Victor Bitarello Victor Bitarello 1/10/2015

E no final das contas, ela pode voltar

O mais difícil de escrever sobre um filme como “Que horas ela volta?” são suas características mais marcantes. A primeira delas é sua simplicidade. Não aquela simplicidade do pequeno, do vazio, mas a da história do dia a dia, sem emoções intensas a todo tempo. Fica difícil encontrar as palavras. Eu não imaginava que seria tão complicado escrever sobre a simplicidade. A segunda característica é a enorme facilidade de se cair no lugar comum. Como não sair da sala de cinema comentando sobre o quanto os empregados domésticos são tratados como seres “inferiores” pela classe rica? Se isto é uma realidade ampla, não há como comprovar, pois não conhecemos todos os ricos nem todos os empregados. Mas eu acredito que é o principal tema dos comentários após o filme.

De Anna Muylaert, “Que horas ela volta?” conta a história de uma família rica e sua empregada doméstica, Val, vivida pela atriz Regina Casé, no momento em que ela recebe sua filha, Jéssica (Camila Márdila), vinda do Nordeste, para prestar o vestibular para arquitetura na Faculdade de Arquitetura e Urbanismo de São Paulo, a FAU. Ao contrário da mãe, uma senhora humilde e de poucos conhecimentos, a menina questionará seu modo de viver e a forma como são tratadas em seu local de trabalho.

Ambientada numa casa de luxo no bairro do Morumbi, a trama se desenrola com a figura da mãe sendo apresentada em três formas distintas, ao mesmo tempo em que é mostrada a rotina da empregada doméstica numa realidade de uma mal educada elegância. Da elegância que nega um salgado numa festa com um arrogante balançar de mãos, não se preocupando sequer em levantar a cabeça para olhar aquele que serve. Da elegância que humilha. Que desfaz.

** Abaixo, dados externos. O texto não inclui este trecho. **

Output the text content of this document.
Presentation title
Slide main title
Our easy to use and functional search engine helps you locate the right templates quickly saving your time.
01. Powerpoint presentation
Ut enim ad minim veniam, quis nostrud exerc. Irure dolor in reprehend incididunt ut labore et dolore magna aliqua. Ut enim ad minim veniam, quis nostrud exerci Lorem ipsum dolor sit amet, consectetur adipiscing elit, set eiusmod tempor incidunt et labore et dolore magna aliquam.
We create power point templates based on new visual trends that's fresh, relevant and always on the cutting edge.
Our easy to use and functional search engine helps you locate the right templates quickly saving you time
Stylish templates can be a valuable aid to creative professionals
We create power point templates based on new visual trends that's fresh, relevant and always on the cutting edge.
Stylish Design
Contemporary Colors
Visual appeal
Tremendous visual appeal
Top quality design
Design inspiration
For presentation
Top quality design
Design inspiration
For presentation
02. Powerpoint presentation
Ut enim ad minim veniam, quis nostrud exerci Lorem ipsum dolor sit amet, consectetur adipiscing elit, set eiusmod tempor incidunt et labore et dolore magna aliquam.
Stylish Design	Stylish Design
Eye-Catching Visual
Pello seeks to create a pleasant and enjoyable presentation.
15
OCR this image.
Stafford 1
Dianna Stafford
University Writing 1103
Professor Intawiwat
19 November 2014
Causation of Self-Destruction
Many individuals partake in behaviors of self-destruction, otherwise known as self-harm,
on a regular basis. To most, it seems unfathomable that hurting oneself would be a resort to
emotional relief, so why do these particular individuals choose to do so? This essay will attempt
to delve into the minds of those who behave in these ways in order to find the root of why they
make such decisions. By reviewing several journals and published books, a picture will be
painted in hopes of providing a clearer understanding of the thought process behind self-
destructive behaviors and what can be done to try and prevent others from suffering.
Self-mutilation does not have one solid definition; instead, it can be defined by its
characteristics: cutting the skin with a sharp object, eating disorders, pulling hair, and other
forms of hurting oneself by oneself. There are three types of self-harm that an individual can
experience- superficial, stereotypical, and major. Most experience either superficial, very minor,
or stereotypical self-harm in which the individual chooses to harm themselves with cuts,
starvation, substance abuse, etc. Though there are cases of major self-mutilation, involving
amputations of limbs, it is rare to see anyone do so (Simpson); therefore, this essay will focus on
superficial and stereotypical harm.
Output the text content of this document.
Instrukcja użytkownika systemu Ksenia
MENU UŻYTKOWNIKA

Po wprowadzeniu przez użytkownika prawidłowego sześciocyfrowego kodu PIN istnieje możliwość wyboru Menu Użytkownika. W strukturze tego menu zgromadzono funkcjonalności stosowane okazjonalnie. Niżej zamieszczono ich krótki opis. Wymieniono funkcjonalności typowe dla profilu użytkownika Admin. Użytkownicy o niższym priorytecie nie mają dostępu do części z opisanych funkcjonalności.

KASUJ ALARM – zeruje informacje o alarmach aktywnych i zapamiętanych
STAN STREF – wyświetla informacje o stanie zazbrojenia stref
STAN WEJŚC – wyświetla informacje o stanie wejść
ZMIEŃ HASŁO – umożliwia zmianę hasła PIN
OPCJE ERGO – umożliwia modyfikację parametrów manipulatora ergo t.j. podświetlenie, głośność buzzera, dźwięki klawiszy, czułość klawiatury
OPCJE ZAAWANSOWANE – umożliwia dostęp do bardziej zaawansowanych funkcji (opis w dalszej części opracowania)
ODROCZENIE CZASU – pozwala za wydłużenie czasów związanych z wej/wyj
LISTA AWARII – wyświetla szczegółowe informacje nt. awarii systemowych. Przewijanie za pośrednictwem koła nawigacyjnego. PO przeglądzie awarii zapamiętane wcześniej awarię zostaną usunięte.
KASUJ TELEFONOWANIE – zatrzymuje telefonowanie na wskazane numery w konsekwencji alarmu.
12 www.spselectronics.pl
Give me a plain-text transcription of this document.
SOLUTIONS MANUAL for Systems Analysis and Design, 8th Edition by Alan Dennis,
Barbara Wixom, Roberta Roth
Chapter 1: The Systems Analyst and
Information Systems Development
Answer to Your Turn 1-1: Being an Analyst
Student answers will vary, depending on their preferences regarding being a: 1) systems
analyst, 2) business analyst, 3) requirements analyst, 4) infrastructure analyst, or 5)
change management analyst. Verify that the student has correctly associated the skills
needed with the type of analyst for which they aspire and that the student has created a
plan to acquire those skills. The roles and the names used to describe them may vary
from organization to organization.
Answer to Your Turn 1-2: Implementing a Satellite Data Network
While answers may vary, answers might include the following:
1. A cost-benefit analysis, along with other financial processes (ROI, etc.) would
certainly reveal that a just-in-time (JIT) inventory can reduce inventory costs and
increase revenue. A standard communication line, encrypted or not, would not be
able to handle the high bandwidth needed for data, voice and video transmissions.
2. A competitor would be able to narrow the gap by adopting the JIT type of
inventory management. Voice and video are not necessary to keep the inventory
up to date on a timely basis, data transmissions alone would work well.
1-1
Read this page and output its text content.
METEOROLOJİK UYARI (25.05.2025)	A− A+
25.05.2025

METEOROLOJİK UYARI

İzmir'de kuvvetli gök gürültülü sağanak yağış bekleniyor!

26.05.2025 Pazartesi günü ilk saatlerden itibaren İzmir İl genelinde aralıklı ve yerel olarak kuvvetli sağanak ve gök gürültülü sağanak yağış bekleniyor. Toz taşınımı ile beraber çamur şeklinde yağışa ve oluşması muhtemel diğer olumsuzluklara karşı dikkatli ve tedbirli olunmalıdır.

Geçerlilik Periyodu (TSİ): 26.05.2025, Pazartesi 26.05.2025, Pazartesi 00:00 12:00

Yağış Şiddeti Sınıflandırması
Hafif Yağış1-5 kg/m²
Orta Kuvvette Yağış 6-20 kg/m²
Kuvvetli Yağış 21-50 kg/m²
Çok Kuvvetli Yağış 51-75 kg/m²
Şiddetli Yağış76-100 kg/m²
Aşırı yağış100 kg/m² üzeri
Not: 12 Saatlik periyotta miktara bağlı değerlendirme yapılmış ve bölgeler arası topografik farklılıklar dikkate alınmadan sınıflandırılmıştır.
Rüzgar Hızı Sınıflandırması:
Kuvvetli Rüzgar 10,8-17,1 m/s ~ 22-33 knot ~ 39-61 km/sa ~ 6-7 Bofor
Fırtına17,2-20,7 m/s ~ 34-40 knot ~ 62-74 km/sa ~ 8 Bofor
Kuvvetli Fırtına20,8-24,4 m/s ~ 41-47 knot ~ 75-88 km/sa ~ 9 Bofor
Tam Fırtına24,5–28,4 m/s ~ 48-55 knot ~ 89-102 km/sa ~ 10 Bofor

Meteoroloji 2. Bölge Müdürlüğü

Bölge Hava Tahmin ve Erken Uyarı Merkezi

É bastante nítida no filme a intenção de mostrar a questão do mundo da riqueza que ainda tem em seus empregados uma pessoa que deve ficar nos fundos da casa, que não serve para se sentar à mesa, nem para, sequer, comer a mesma comida. Mostrar um mundo em que a figura tida por elegante e chique é a representação da falta de sensibilidade com todos que a cercam, sendo superficial em suas relações. Mas sendo chique. Acima de tudo chique.

Ao mesmo tempo, como ser mãe quando se tem a necessidade de sair de sua terra natal para viver em outro estado? Esta questão será colocada em foco quando a filha de Val confronta a mãe. Afinal de contas, que Val já era uma mãe para o adolescente Fabinho (Michel Joelsas), filho de Bárbara (Karine Teles), a dona da mansão, notamos desde o início. Mas, e quando percebemos que ela também ficou distante de sua própria filha, assim como a mãe de Fabinho não era presente na vida dele? Como encarar as necessidades destas mães que não foram presentes nas vidas dos filhos?

A decisão tomada por Val será decisiva na mudança do rumo que as vidas dessas pessoas tomarão. E, com isso, finalmente, não será mais necessário perguntar: que horas ela volta?


Victor Bitarello é bacharel em Direito pela Universidade Federal de Juiz de Fora (UFJF), pós-graduado em Direito Penal e Processual Penal pela Universidade Candido Mendes (UCAM). Ator amador há 15 anos e estudioso de cinema e teatro. Servidor público do Estado de Minas Gerais, também já tendo atuado como professor de inglês por um período de 8 meses na Associação Cultural Brasil Estados Unidos - ACBEU, em Juiz de Fora. Pós graduando em Direito Processual Civil.